Report: China's 2019 greenhouse gas emissions exceeded all other industrialized nations combined

When it comes to greenhouse gas emissions that cause climate change, China is No. 1, and it’s not even close.

A report released last week by the Rhodium Group finds that China’s greenhouse gas emissions in 2019 were higher than those of every other nation in the developed world combined.

China accounted for 27 percent of global emissions, the report stated, while the United States, the second-worst emitter of greenhouse gases, was responsible for 11 percent of the global total. India was responsible for 6.6 percent, while the 27 nations making up the European Union accounted for 6.4 percent.

“Using our newly updated global emissions data through 2019, we estimate that in 2019, for the first time since national greenhouse gas emissions have been measured, China’s annual emissions exceeded those of all developed countries combined,” the report states. “China’s emissions were less than a quarter of developed country emissions in 1990, but over the past three decades have more than tripled, reaching over 14 gigatons of CO2-equivalent in 2019.”

Though China's overall emissions have soared, however, the U.S. continues to be the world's leader in emissions per capita. The report also notes that the climate crisis did not arise overnight, and that while China's emissions have overtaken those of the rest of the world's industrialized nations, other countries share considerable blame for rising global temperatures.

“While China exceeded all developed countries combined in terms of annual emissions and came very close to matching per capita emissions in 2019, China’s history as a major emitter is relatively short compared to developed countries, many of which had more than a century head start,” the report states. “A large share of the CO2 emitted into the atmosphere each year hangs around for hundreds of years. As a result, current global warming is the result of emissions from both the recent and more distant past.”

Once emitted in the form of exhaust or pollution, carbon atoms, for instance, can remain in the atmosphere for 300 to 1,000 years, NASA says on its website. For that reason, cutting greenhouse gas emissions at once is an urgent priority.

Earth model
The United Nations Climate Change Conference in Copenhagen in 2009. (Xinhua/Wu Wei via Getty Images)

In April, President Biden hosted a climate summit of world leaders, including Chinese President Xi Jinping.

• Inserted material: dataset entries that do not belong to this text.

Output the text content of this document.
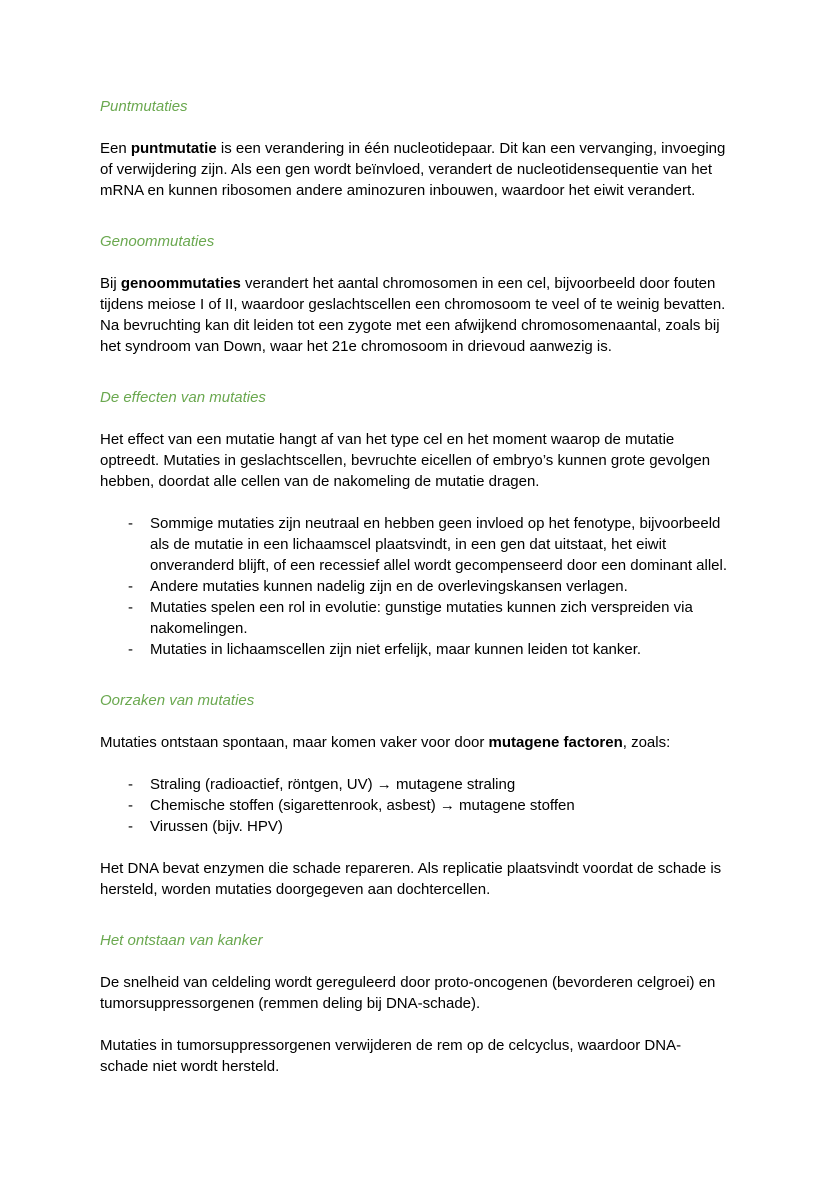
Puntmutaties

Een puntmutatie is een verandering in één nucleotidepaar. Dit kan een vervanging, invoeging of verwijdering zijn. Als een gen wordt beïnvloed, verandert de nucleotidensequentie van het mRNA en kunnen ribosomen andere aminozuren inbouwen, waardoor het eiwit verandert.

Genoommutaties

Bij genoommutaties verandert het aantal chromosomen in een cel, bijvoorbeeld door fouten tijdens meiose I of II, waardoor geslachtscellen een chromosoom te veel of te weinig bevatten. Na bevruchting kan dit leiden tot een zygote met een afwijkend chromosomenaantal, zoals bij het syndroom van Down, waar het 21e chromosoom in drievoud aanwezig is.

De effecten van mutaties

Het effect van een mutatie hangt af van het type cel en het moment waarop de mutatie optreedt. Mutaties in geslachtscellen, bevruchte eicellen of embryo’s kunnen grote gevolgen hebben, doordat alle cellen van de nakomeling de mutatie dragen.

-	Sommige mutaties zijn neutraal en hebben geen invloed op het fenotype, bijvoorbeeld als de mutatie in een lichaamscel plaatsvindt, in een gen dat uitstaat, het eiwit onveranderd blijft, of een recessief allel wordt gecompenseerd door een dominant allel.
-	Andere mutaties kunnen nadelig zijn en de overlevingskansen verlagen.
-	Mutaties spelen een rol in evolutie: gunstige mutaties kunnen zich verspreiden via nakomelingen.
-	Mutaties in lichaamscellen zijn niet erfelijk, maar kunnen leiden tot kanker.

Oorzaken van mutaties

Mutaties ontstaan spontaan, maar komen vaker voor door mutagene factoren, zoals:

-	Straling (radioactief, röntgen, UV) → mutagene straling
-	Chemische stoffen (sigarettenrook, asbest) → mutagene stoffen
-	Virussen (bijv. HPV)

Het DNA bevat enzymen die schade repareren. Als replicatie plaatsvindt voordat de schade is hersteld, worden mutaties doorgegeven aan dochtercellen.

Het ontstaan van kanker

De snelheid van celdeling wordt gereguleerd door proto-oncogenen (bevorderen celgroei) en tumorsuppressorgenen (remmen deling bij DNA-schade).

Mutaties in tumorsuppressorgenen verwijderen de rem op de celcyclus, waardoor DNA-schade niet wordt hersteld.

Biden announced an ambitious goal for the U.S. to cut greenhouse gas emissions by 50 to 52 percent by 2030.

“This is the decisive decade,” Biden said at the summit. “This is the decade that we must make decisions to avoid the worst consequences of the climate crisis.”

Ahead of the summit, China had committed to becoming carbon-neutral by 2060, and Xi did not update his targets.

The recent pledges made by world governments to limit carbon emissions will not be sufficient to meet the goal of keeping global temperatures from rising above 1.5 degrees Celsius, according to a report released earlier this month by the Climate Action Tracker.

While China's pledge on carbon neutrality is in line with other nations, it leaves out greenhouse gas emissions from other sources such as methane, which is roughly 28 times more harmful to the environment than carbon dioxide in the short term. Whether China can meet its goal of carbon neutrality is also an open question given that it currently relies on 1,058 coal plants for energy, more than half the total global capacity, the BBC reported.

The vast majority of climate scientists have warned that in order to prevent the worst consequences of climate change from occurring, global temperatures need to be kept from rising above 1.5 degrees Celsius. In its landmark 2018 report, the United Nations’ Intergovernmental Panel on Climate Change acknowledged that achieving that goal would require a herculean effort.

“There is no single answer to the question of whether it is feasible to limit warming to 1.5°C and adapt to the consequences,” the report stated.

For China, adapting to climate change’s consequences means, among other things, a marked rise in the number and severity of dust storms in the northern part of the country, a decrease in rainfall in the east, more powerful tropical cyclones making landfall, and the melting of its glaciers, according to a report from the Wilson Center.

Of course, the negative impacts of climate change do not adhere to borders, a fact that makes a concerted global effort to curb rising temperatures that much more important.